Insulation is designed to help keep buildings warmer when it's cold by keeping heat inside, and cooler when it's warm out by keeping hot air out. The ability to reduce the flow of heat is typically represented by a positive number called an R value. In general, the higher the insulation R value is, the more the material keeps heat from moving from one side to the other.
One of the main factors affecting R value is the density of the material. Many forms of insulation, such as fiberglass blankets and blown-in cellulose, are made of loosely woven or packed fibers. Rigid insulation, on the other hand, is usually made of substances that can be fused together more compactly, increasing the density of a comparable single layer. This increased density is one of the primary reasons a rigid insulation R value is often higher than that of many other forms of insulation. For example, on average, rigid insulation R values are at least twice that of similarly sized fiberglass blankets and at least one and a half times that of comparable amounts of blown-in cellulose.
Another factor that can affect the R value of insulation is what substances are used to create it. Even the various types of rigid insulation may have different R values, depending on the base material used. For example, a polyiso rigid insulation R value is generally 30% to 40% higher than that of other types of rigid insulation. This is because the polyiso cells that make up the insulation have a special gas that is effective at reducing heat flow added to the inside.
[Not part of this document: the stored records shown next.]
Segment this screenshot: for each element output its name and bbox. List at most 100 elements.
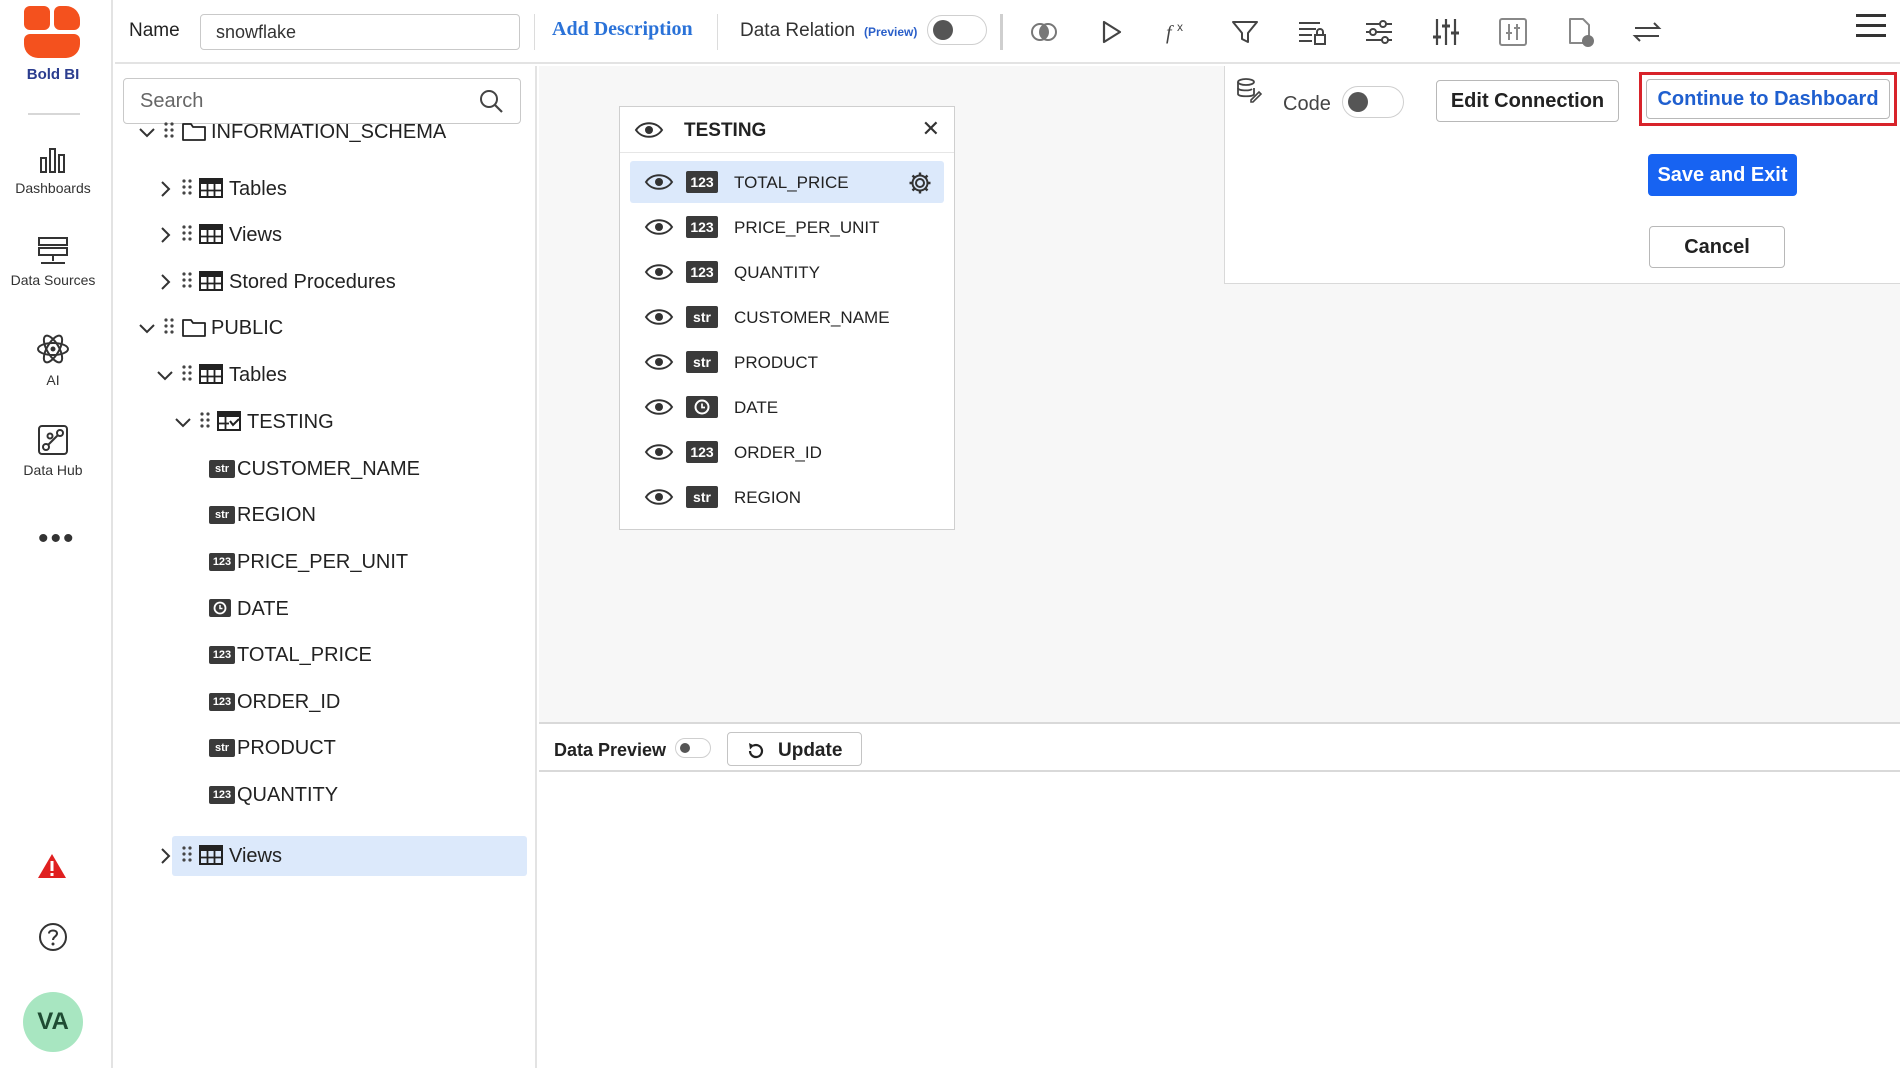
column-settings-icon[interactable]: [1497, 16, 1529, 48]
table-column-row[interactable]: str CUSTOMER_NAME: [630, 296, 944, 338]
eye-icon[interactable]: [644, 173, 674, 191]
tree-column-item[interactable]: 123 ORDER_ID: [115, 682, 535, 722]
name-input[interactable]: [200, 14, 520, 50]
data-preview-toggle[interactable]: [675, 738, 711, 758]
gear-icon[interactable]: [908, 171, 932, 195]
user-avatar[interactable]: VA: [23, 992, 83, 1052]
eye-icon[interactable]: [644, 488, 674, 506]
eye-icon[interactable]: [644, 443, 674, 461]
cancel-button[interactable]: Cancel: [1649, 226, 1785, 268]
table-column-row[interactable]: 123 ORDER_ID: [630, 431, 944, 473]
nav-item-data-sources[interactable]: Data Sources: [0, 236, 106, 288]
close-icon[interactable]: ✕: [922, 118, 940, 140]
tree-column-item[interactable]: DATE: [115, 589, 535, 629]
add-description-link[interactable]: Add Description: [552, 18, 693, 41]
tree-column-item[interactable]: 123 PRICE_PER_UNIT: [115, 542, 535, 582]
preview-tag: (Preview): [864, 25, 918, 39]
table-card-title: TESTING: [684, 120, 767, 141]
table-column-row[interactable]: DATE: [630, 386, 944, 428]
table-grid-icon: [199, 177, 225, 201]
refresh-icon: [748, 743, 764, 759]
table-column-row[interactable]: 123 QUANTITY: [630, 251, 944, 293]
tree-item-table-group[interactable]: Views: [115, 215, 535, 255]
table-column-row[interactable]: 123 PRICE_PER_UNIT: [630, 206, 944, 248]
chevron-right-icon[interactable]: [155, 179, 175, 199]
continue-to-dashboard-button[interactable]: Continue to Dashboard: [1646, 79, 1890, 119]
expression-icon[interactable]: f x: [1162, 16, 1194, 48]
drag-handle-icon[interactable]: [181, 270, 193, 294]
number-type-icon: 123: [209, 646, 235, 664]
database-edit-icon[interactable]: [1235, 76, 1263, 104]
drag-handle-icon[interactable]: [181, 223, 193, 247]
tree-column-item[interactable]: str PRODUCT: [115, 728, 535, 768]
table-lock-icon[interactable]: [1296, 16, 1328, 48]
drag-handle-icon[interactable]: [181, 177, 193, 201]
settings-sliders-icon[interactable]: [1363, 16, 1395, 48]
document-status-icon[interactable]: [1564, 16, 1596, 48]
chevron-right-icon[interactable]: [155, 846, 175, 866]
data-relation-toggle[interactable]: [927, 15, 987, 45]
data-preview-area: [539, 772, 1900, 1068]
eye-icon[interactable]: [644, 218, 674, 236]
more-options-icon[interactable]: •••: [38, 524, 76, 554]
table-grid-icon: [199, 363, 225, 387]
eye-icon[interactable]: [644, 308, 674, 326]
drag-handle-icon[interactable]: [181, 363, 193, 387]
tree-column-item[interactable]: str REGION: [115, 495, 535, 535]
update-button[interactable]: Update: [727, 732, 862, 766]
column-name: QUANTITY: [734, 263, 820, 282]
run-icon[interactable]: [1095, 16, 1127, 48]
chevron-down-icon[interactable]: [137, 318, 157, 338]
tree-item-table-group[interactable]: Tables: [115, 169, 535, 209]
code-toggle[interactable]: [1342, 86, 1404, 118]
tree-item-folder[interactable]: PUBLIC: [115, 308, 535, 348]
drag-handle-icon[interactable]: [199, 410, 211, 434]
switch-arrows-icon[interactable]: [1631, 16, 1663, 48]
chevron-right-icon[interactable]: [155, 272, 175, 292]
left-navigation: Bold BI Dashboards Data Sources AI Data …: [0, 0, 113, 1068]
toolbar-divider: [717, 14, 718, 50]
tree-item-folder[interactable]: INFORMATION_SCHEMA: [115, 112, 535, 152]
tree-item-table-group[interactable]: Views: [161, 836, 527, 876]
edit-connection-button[interactable]: Edit Connection: [1436, 80, 1619, 122]
equalizer-icon[interactable]: [1430, 16, 1462, 48]
tree-item-table[interactable]: TESTING: [115, 402, 535, 442]
nav-item-dashboards[interactable]: Dashboards: [0, 146, 106, 196]
chevron-down-icon[interactable]: [137, 122, 157, 142]
tree-column-label: QUANTITY: [237, 784, 339, 806]
number-type-icon: 123: [686, 441, 718, 463]
tree-column-item[interactable]: 123 TOTAL_PRICE: [115, 635, 535, 675]
chevron-down-icon[interactable]: [173, 412, 193, 432]
join-icon[interactable]: [1028, 16, 1060, 48]
drag-handle-icon[interactable]: [163, 316, 175, 340]
string-type-icon: str: [209, 506, 235, 524]
tree-column-item[interactable]: str CUSTOMER_NAME: [115, 449, 535, 489]
table-column-row[interactable]: str REGION: [630, 476, 944, 518]
tree-item-table-group[interactable]: Stored Procedures: [115, 262, 535, 302]
nav-item-ai[interactable]: AI: [0, 332, 106, 388]
eye-icon[interactable]: [644, 263, 674, 281]
chevron-right-icon[interactable]: [155, 225, 175, 245]
tree-item-table-group[interactable]: Tables: [115, 355, 535, 395]
date-type-icon: [209, 599, 235, 623]
nav-item-data-hub[interactable]: Data Hub: [0, 424, 106, 478]
table-column-row[interactable]: str PRODUCT: [630, 341, 944, 383]
chevron-down-icon[interactable]: [155, 365, 175, 385]
help-icon[interactable]: [38, 922, 68, 952]
eye-icon[interactable]: [644, 353, 674, 371]
hamburger-menu-icon[interactable]: [1856, 14, 1886, 40]
warning-icon[interactable]: [36, 852, 68, 880]
table-card[interactable]: TESTING ✕ 123 TOTAL_PRICE 123 PRICE_PER_UNI…: [619, 106, 955, 530]
filter-icon[interactable]: [1229, 16, 1261, 48]
drag-handle-icon[interactable]: [163, 120, 175, 144]
table-column-row[interactable]: 123 TOTAL_PRICE: [630, 161, 944, 203]
bold-bi-logo-icon[interactable]: [24, 6, 80, 58]
eye-icon[interactable]: [634, 121, 664, 139]
save-and-exit-button[interactable]: Save and Exit: [1648, 154, 1797, 196]
eye-icon[interactable]: [644, 398, 674, 416]
string-type-icon: str: [209, 460, 235, 478]
tree-column-item[interactable]: 123 QUANTITY: [115, 775, 535, 815]
drag-handle-icon[interactable]: [181, 844, 193, 868]
string-type-icon: str: [209, 739, 235, 757]
search-icon[interactable]: [478, 88, 504, 114]
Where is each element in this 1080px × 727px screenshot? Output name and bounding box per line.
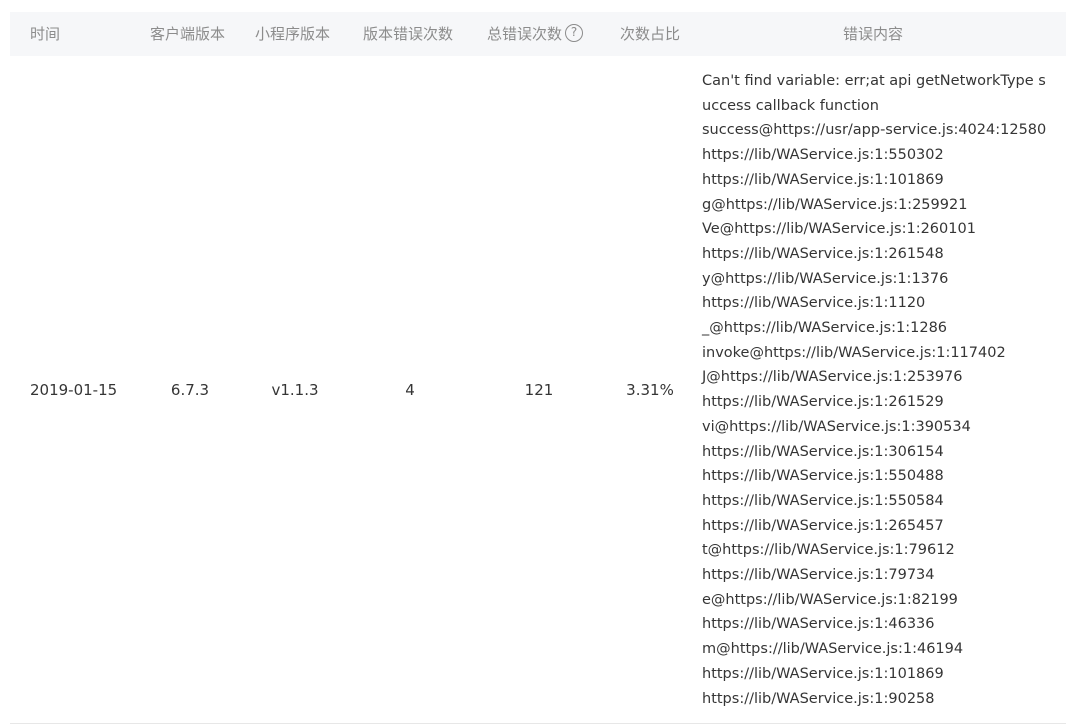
error-line: https://lib/WAService.js:1:550302: [702, 147, 944, 164]
table-row: 2019-01-15 6.7.3 v1.1.3 4 121 3.31% Can'…: [10, 56, 1066, 724]
error-line: t@https://lib/WAService.js:1:79612: [702, 542, 955, 559]
error-line: _@https://lib/WAService.js:1:1286: [702, 320, 948, 337]
error-line: success@https://usr/app-service.js:4024:…: [702, 122, 1047, 139]
error-line: https://lib/WAService.js:1:265457: [702, 517, 944, 534]
header-total-error-count[interactable]: 总错误次数?: [487, 12, 584, 56]
error-line: vi@https://lib/WAService.js:1:390534: [702, 418, 971, 435]
error-line: e@https://lib/WAService.js:1:82199: [702, 591, 958, 608]
error-line: https://lib/WAService.js:1:550488: [702, 468, 944, 485]
cell-time: 2019-01-15: [30, 380, 118, 399]
header-client-version[interactable]: 客户端版本: [150, 12, 225, 56]
error-line: invoke@https://lib/WAService.js:1:117402: [702, 344, 1006, 361]
table-header-row: 时间 客户端版本 小程序版本 版本错误次数 总错误次数? 次数占比 错误内容: [10, 12, 1066, 56]
header-count-ratio[interactable]: 次数占比: [620, 12, 680, 56]
cell-miniprogram-version: v1.1.3: [271, 380, 319, 399]
error-line: https://lib/WAService.js:1:79734: [702, 567, 935, 584]
header-error-content: 错误内容: [843, 25, 904, 43]
error-line: https://lib/WAService.js:1:90258: [702, 690, 935, 707]
help-icon[interactable]: ?: [565, 24, 584, 42]
cell-client-version: 6.7.3: [170, 380, 210, 399]
cell-total-error-count: 121: [524, 380, 554, 399]
error-line: https://lib/WAService.js:1:306154: [702, 443, 944, 460]
header-time[interactable]: 时间: [30, 12, 60, 56]
error-line: g@https://lib/WAService.js:1:259921: [702, 196, 968, 213]
error-line: https://lib/WAService.js:1:261548: [702, 245, 944, 262]
header-version-error-count[interactable]: 版本错误次数: [363, 12, 453, 56]
error-line: https://lib/WAService.js:1:101869: [702, 171, 944, 188]
error-table: 时间 客户端版本 小程序版本 版本错误次数 总错误次数? 次数占比 错误内容 2…: [10, 12, 1066, 724]
header-miniprogram-version[interactable]: 小程序版本: [255, 12, 330, 56]
error-line: https://lib/WAService.js:1:46336: [702, 616, 935, 633]
error-line: m@https://lib/WAService.js:1:46194: [702, 641, 964, 658]
error-line: Can't find variable: err;at api getNetwo…: [702, 73, 1046, 114]
header-total-error-count-label: 总错误次数: [487, 25, 563, 43]
error-line: Ve@https://lib/WAService.js:1:260101: [702, 221, 976, 238]
error-line: https://lib/WAService.js:1:261529: [702, 394, 944, 411]
error-line: y@https://lib/WAService.js:1:1376: [702, 270, 949, 287]
error-line: J@https://lib/WAService.js:1:253976: [702, 369, 963, 386]
error-line: https://lib/WAService.js:1:550584: [702, 492, 944, 509]
cell-error-content: Can't find variable: err;at api getNetwo…: [702, 69, 1050, 711]
cell-version-error-count: 4: [405, 380, 415, 399]
cell-count-ratio: 3.31%: [626, 380, 674, 399]
error-line: https://lib/WAService.js:1:1120: [702, 295, 926, 312]
error-line: https://lib/WAService.js:1:101869: [702, 665, 944, 682]
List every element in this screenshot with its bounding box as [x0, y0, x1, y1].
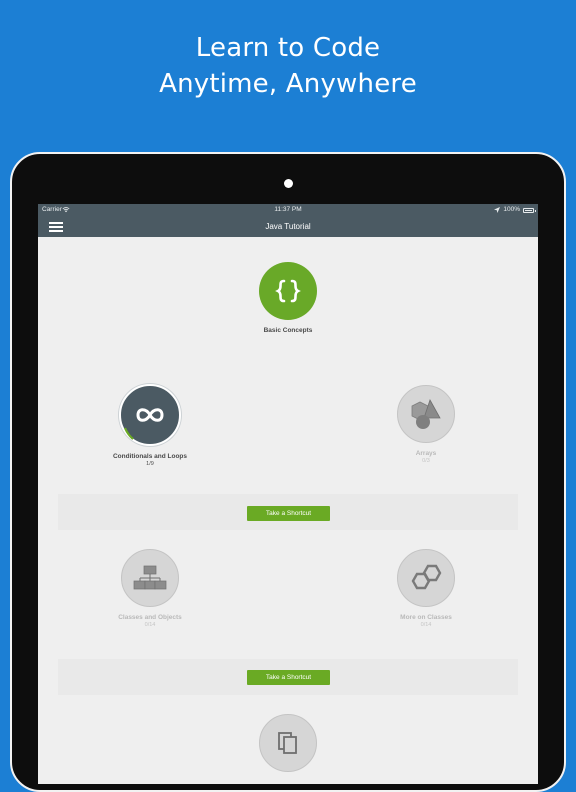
lesson-more-classes-badge[interactable] [397, 549, 455, 607]
curly-braces-icon [275, 279, 301, 303]
status-right: 100% [494, 204, 536, 216]
lesson-more-classes-progress: 0/14 [420, 622, 432, 628]
battery-percent: 100% [503, 206, 520, 213]
lesson-arrays-title: Arrays [415, 450, 437, 457]
lesson-conditionals-title: Conditionals and Loops [112, 453, 188, 460]
hexagons-icon [411, 564, 442, 590]
battery-icon [523, 207, 536, 213]
lesson-classes-badge[interactable] [121, 549, 179, 607]
lesson-conditionals-progress: 1/9 [146, 461, 154, 467]
lesson-next[interactable] [218, 714, 358, 772]
lesson-basic-concepts[interactable]: Basic Concepts [218, 262, 358, 335]
lesson-basic-concepts-badge[interactable] [259, 262, 317, 320]
lesson-classes-progress: 0/14 [144, 622, 156, 628]
take-shortcut-button-2[interactable]: Take a Shortcut [247, 670, 330, 685]
lesson-classes-objects[interactable]: Classes and Objects 0/14 [80, 549, 220, 629]
status-time: 11:37 PM [274, 206, 302, 213]
app-screen: Carrier 11:37 PM 100% Java Tutorial Basi… [38, 204, 538, 784]
lesson-classes-title: Classes and Objects [118, 614, 182, 621]
lesson-conditionals-badge[interactable] [119, 384, 181, 446]
lesson-conditionals-loops[interactable]: Conditionals and Loops 1/9 [80, 384, 220, 468]
promo-headline-line1: Learn to Code [195, 33, 381, 63]
blocks-icon [133, 565, 167, 590]
copy-icon [278, 732, 297, 754]
lesson-arrays[interactable]: Arrays 0/3 [356, 385, 496, 465]
progress-ring [123, 427, 134, 440]
lesson-more-classes-title: More on Classes [400, 614, 452, 621]
lesson-more-on-classes[interactable]: More on Classes 0/14 [356, 549, 496, 629]
promo-headline-line2: Anytime, Anywhere [159, 69, 417, 99]
lesson-arrays-badge[interactable] [397, 385, 455, 443]
nav-title: Java Tutorial [265, 222, 311, 231]
shapes-icon [411, 399, 441, 429]
lesson-basic-concepts-title: Basic Concepts [263, 327, 313, 334]
status-bar: Carrier 11:37 PM 100% [38, 204, 538, 216]
lesson-arrays-progress: 0/3 [422, 458, 430, 464]
lesson-next-badge[interactable] [259, 714, 317, 772]
location-arrow-icon [494, 207, 501, 213]
take-shortcut-button-1[interactable]: Take a Shortcut [247, 506, 330, 521]
nav-bar: Java Tutorial [38, 216, 538, 237]
camera-dot [284, 179, 293, 188]
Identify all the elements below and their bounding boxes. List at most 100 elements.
One of the main advantages of rigid insulation having higher R values is the ability to use less. For example, if a person wanted to have R-15 insulation in his or her attic, but only had limited space to add it, some rigid polyiso foam options could allow for using just 2 inches (5 cm) of insulation, as compared to the typical 4 to 5 inches (10 to 12.5 cm) of fiberglass or cellulose insulation that would otherwise generally be required.
The primary downside is that with the higher rigid insulation R value usually comes higher initial purchasing costs. Many experts report, however, that savings in heating and cooling costs over time typically make up for this.